Zelf debuteerde Joseph Bowie op vijftienjarige leeftijd in de bluesband van gitarist Albert King. "Nochtans", zegt hij, "is St. Louis een erg harde stad en daar kweek je erg sterke muzikanten mee. Een bijzonder harde stad en dat wordt in de muziek weerspiegeld. We spelen hard en we spelen for real." Zijn band Defunkt – de naam klinkt als een pamflet – klonk inderdaad altijd fel en compromisloos. Een soort après nous le déluge-houding, zou je kunnen zeggen. "Ik zie onze band als de boodschapper van de waarheid van deze tijd," zei Bowie in een eerder interview. "Dat is alles. We trachten niet de toekomst te voorspellen, we leggen alleen maar uit wat er aan de hand is." "Het was wij tegen New York," verklaart Bowie 25 jaar later. "Dat was mijn houding toen ik ermee begon. Zo'n soort onverschrokken attitude. Van, o, kom maar op, wereld! Dat komt wel weer terug – alles komt terug. Alles gaat in kringetjes. We gingen gelijk op met punkrock. Rock 'n' roll ging toen een nieuwe fase in en daar sloten wij ons bij aan. Bij de Ramones, Noise 'R' Us."

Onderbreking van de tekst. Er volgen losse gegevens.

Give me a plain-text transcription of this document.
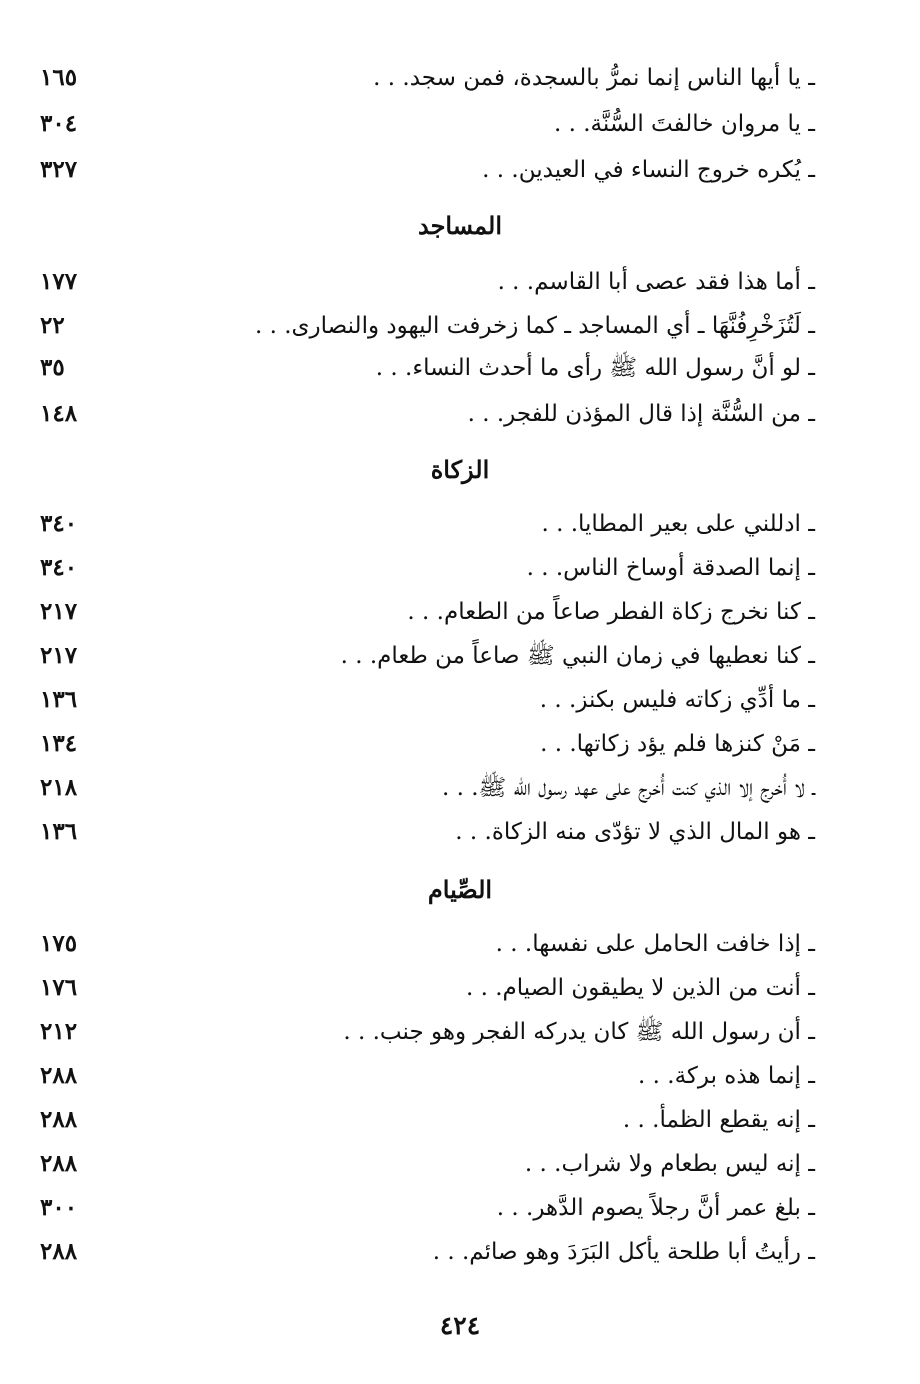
ـ يا أيها الناس إنما نمرُّ بالسجدة، فمن سجد. . .
١٦٥
ـ يا مروان خالفتَ السُّنَّة. . .
٣٠٤
ـ يُكره خروج النساء في العيدين. . .
٣٢٧
المساجد
ـ أما هذا فقد عصى أبا القاسم. . .
١٧٧
ـ لَتُزَخْرِفُنَّهَا ـ أي المساجد ـ كما زخرفت اليهود والنصارى. . .
٢٢
ـ لو أنَّ رسول الله ﷺ رأى ما أحدث النساء. . .
٣٥
ـ من السُّنَّة إذا قال المؤذن للفجر. . .
١٤٨
الزكاة
ـ ادللني على بعير المطايا. . .
٣٤٠
ـ إنما الصدقة أوساخ الناس. . .
٣٤٠
ـ كنا نخرج زكاة الفطر صاعاً من الطعام. . .
٢١٧
ـ كنا نعطيها في زمان النبي ﷺ صاعاً من طعام. . .
٢١٧
ـ ما أدِّي زكاته فليس بكنز. . .
١٣٦
ـ مَنْ كنزها فلم يؤد زكاتها. . .
١٣٤
ـ لا أُخرج إلا الذي كنت أُخرج على عهد رسول الله ﷺ. . .
٢١٨
ـ هو المال الذي لا تؤدّى منه الزكاة. . .
١٣٦
الصِّيام
ـ إذا خافت الحامل على نفسها. . .
١٧٥
ـ أنت من الذين لا يطيقون الصيام. . .
١٧٦
ـ أن رسول الله ﷺ كان يدركه الفجر وهو جنب. . .
٢١٢
ـ إنما هذه بركة. . .
٢٨٨
ـ إنه يقطع الظمأ. . .
٢٨٨
ـ إنه ليس بطعام ولا شراب. . .
٢٨٨
ـ بلغ عمر أنَّ رجلاً يصوم الدَّهر. . .
٣٠٠
ـ رأيتُ أبا طلحة يأكل البَرَدَ وهو صائم. . .
٢٨٨
٤٢٤
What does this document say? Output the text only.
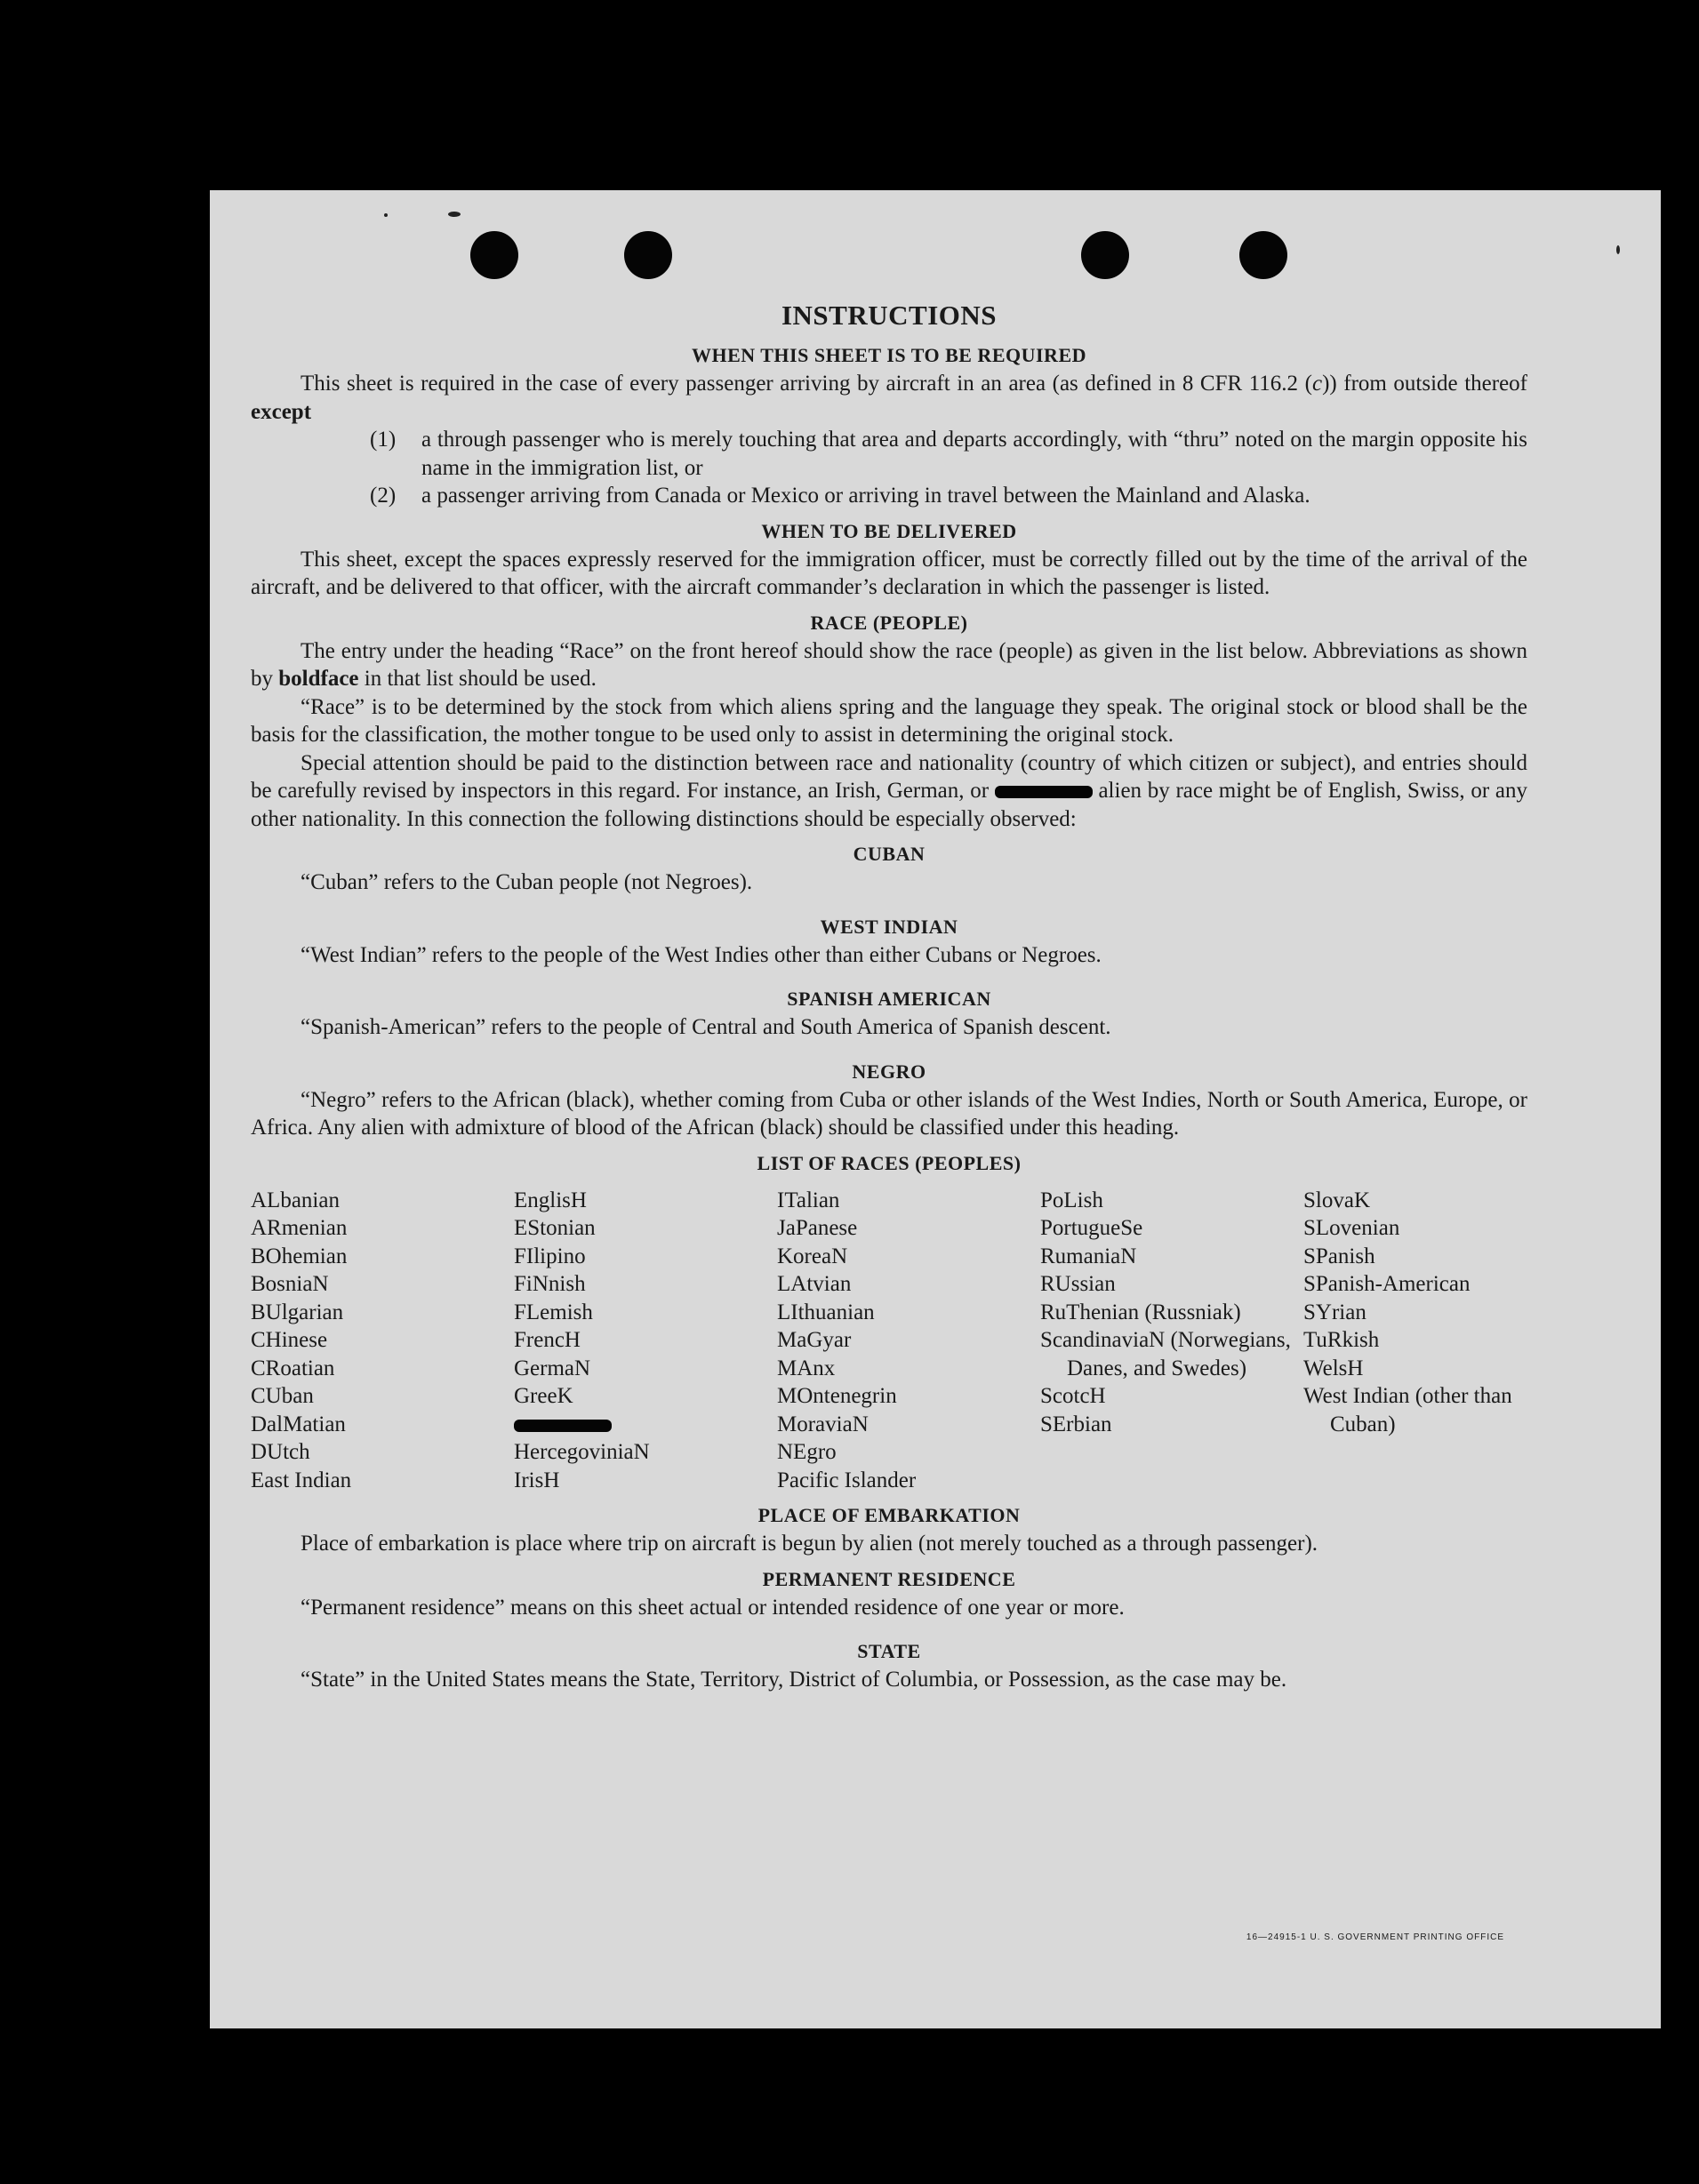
INSTRUCTIONS
WHEN THIS SHEET IS TO BE REQUIRED

This sheet is required in the case of every passenger arriving by aircraft in an area (as defined in 8 CFR 116.2 (c)) from outside thereof except

(1)	a through passenger who is merely touching that area and departs accordingly, with “thru” noted on the margin opposite his name in the immigration list, or
(2)	a passenger arriving from Canada or Mexico or arriving in travel between the Mainland and Alaska.
WHEN TO BE DELIVERED

This sheet, except the spaces expressly reserved for the immigration officer, must be correctly filled out by the time of the arrival of the aircraft, and be delivered to that officer, with the aircraft commander’s declaration in which the passenger is listed.

RACE (PEOPLE)

The entry under the heading “Race” on the front hereof should show the race (people) as given in the list below. Abbreviations as shown by boldface in that list should be used.

“Race” is to be determined by the stock from which aliens spring and the language they speak. The original stock or blood shall be the basis for the classification, the mother tongue to be used only to assist in determining the original stock.

Special attention should be paid to the distinction between race and nationality (country of which citizen or subject), and entries should be carefully revised by inspectors in this regard. For instance, an Irish, German, or	alien by race might be of English, Swiss, or any other nationality. In this connection the following distinctions should be especially observed:

CUBAN

“Cuban” refers to the Cuban people (not Negroes).

WEST INDIAN

“West Indian” refers to the people of the West Indies other than either Cubans or Negroes.

SPANISH AMERICAN

“Spanish-American” refers to the people of Central and South America of Spanish descent.

NEGRO

“Negro” refers to the African (black), whether coming from Cuba or other islands of the West Indies, North or South America, Europe, or Africa. Any alien with admixture of blood of the African (black) should be classified under this heading.

LIST OF RACES (PEOPLES)
ALbanian
ARmenian
BOhemian
BosniaN
BUlgarian
CHinese
CRoatian
CUban
DalMatian
DUtch
East Indian
EnglisH
EStonian
FIlipino
FiNnish
FLemish
FrencH
GermaN
GreeK
HercegoviniaN
IrisH
ITalian
JaPanese
KoreaN
LAtvian
LIthuanian
MaGyar
MAnx
MOntenegrin
MoraviaN
NEgro
Pacific Islander
PoLish
PortugueSe
RumaniaN
RUssian
RuThenian (Russniak)
ScandinaviaN (Norwegians, Danes, and Swedes)
ScotcH
SErbian
SlovaK
SLovenian
SPanish
SPanish-American
SYrian
TuRkish
WelsH
West Indian (other than Cuban)
PLACE OF EMBARKATION

Place of embarkation is place where trip on aircraft is begun by alien (not merely touched as a through passenger).

PERMANENT RESIDENCE

“Permanent residence” means on this sheet actual or intended residence of one year or more.

STATE

“State” in the United States means the State, Territory, District of Columbia, or Possession, as the case may be.

16—24915-1 U. S. GOVERNMENT PRINTING OFFICE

Inmiddels lijkt de internationale politieke situatie er alleen maar belabberder op te zijn geworden. "Het was tijd om Amerika te verlaten, om Bush vaarwel te zeggen," beaamt Joseph. "Ik voel zijn invloed nog steeds, je ontsnapt niet aan die gestoorde opruier. Het gaat van kwaad tot erger! Zo erg als nu is het nog nooit geweest. Echt verbazingwekkend, je gaat je afvragen of hij wel echt bestaat, of dat het misschien een pop is, of een hologram. The Stepford Man!" roept Joe, verwijzend naar Ira Levins beroemde satirische roman.

Internationale tournees
Hij toert frequent internationaal met eigen bands, als gast bij uiteenlopende jazz- en funkensembles en is een vast lid van het combo van rietblazer Yusef Lateef. Voorts groeien de workshopactiviteiten van de trombonist. Zijn ervaring als fitness-instructeur in Amerika helpt daarbij. "Het zijn niet alleen muziekworkshops. Ik geef ook workshops Zelfvertrouwen, opdat kinderen zich happy met zichzelf gaan voelen. Ik geef zangles en stimuleer samenwerkingsprojecten. Ik doe dat op scholen en een keer per week in een cultureel centrum in Gorkum, gratis, voor de gemeenschap. Het gebeurt op universiteiten en in bedrijven, voor managers. Daar is het op teamvorming gericht. We doen samen tai chi en we leren als groep te functioneren, samen zingen, stemwerking, timing, hoe je maatsoorten herkent en hoe je telt. Ik heb vijftien djembés. Na de stemvorming en tai chi schakelen we over op slagwerk. We proberen dan polyritmen. We eindigen met dansen, we doen de limbo, we leren hoe we ritmen voelen en gebruiken. Als je niet kunt dansen, weet je niet hoe je op je instrument moet fraseren! Dan blijf je een stijve hark."

"Tot dusver was het voor mij een geweldige ervaring. We hebben dingetjes op scholen voor gehandicapten gedaan. Mijn streven is om die workshops landelijk te organiseren en het uiteindelijk tot een EU-programma uit te bouwen. Het is de bedoeling jonge mensen een steuntje in de rug te geven, zodat het uiteindelijk meer open volwassenen worden. Het betreft overigens alle leeftijden, kinderen én volwassenen. In mijn programma mik ik op iedereen die niet lekker in zijn vel zit. Met kinderen kom je vaak verder, daar volwassenen niet zelden reeds vastzitten. Mijn uiteindelijke doel is een zomerkamp voor kinderen en gehandicapten van over de hele wereld."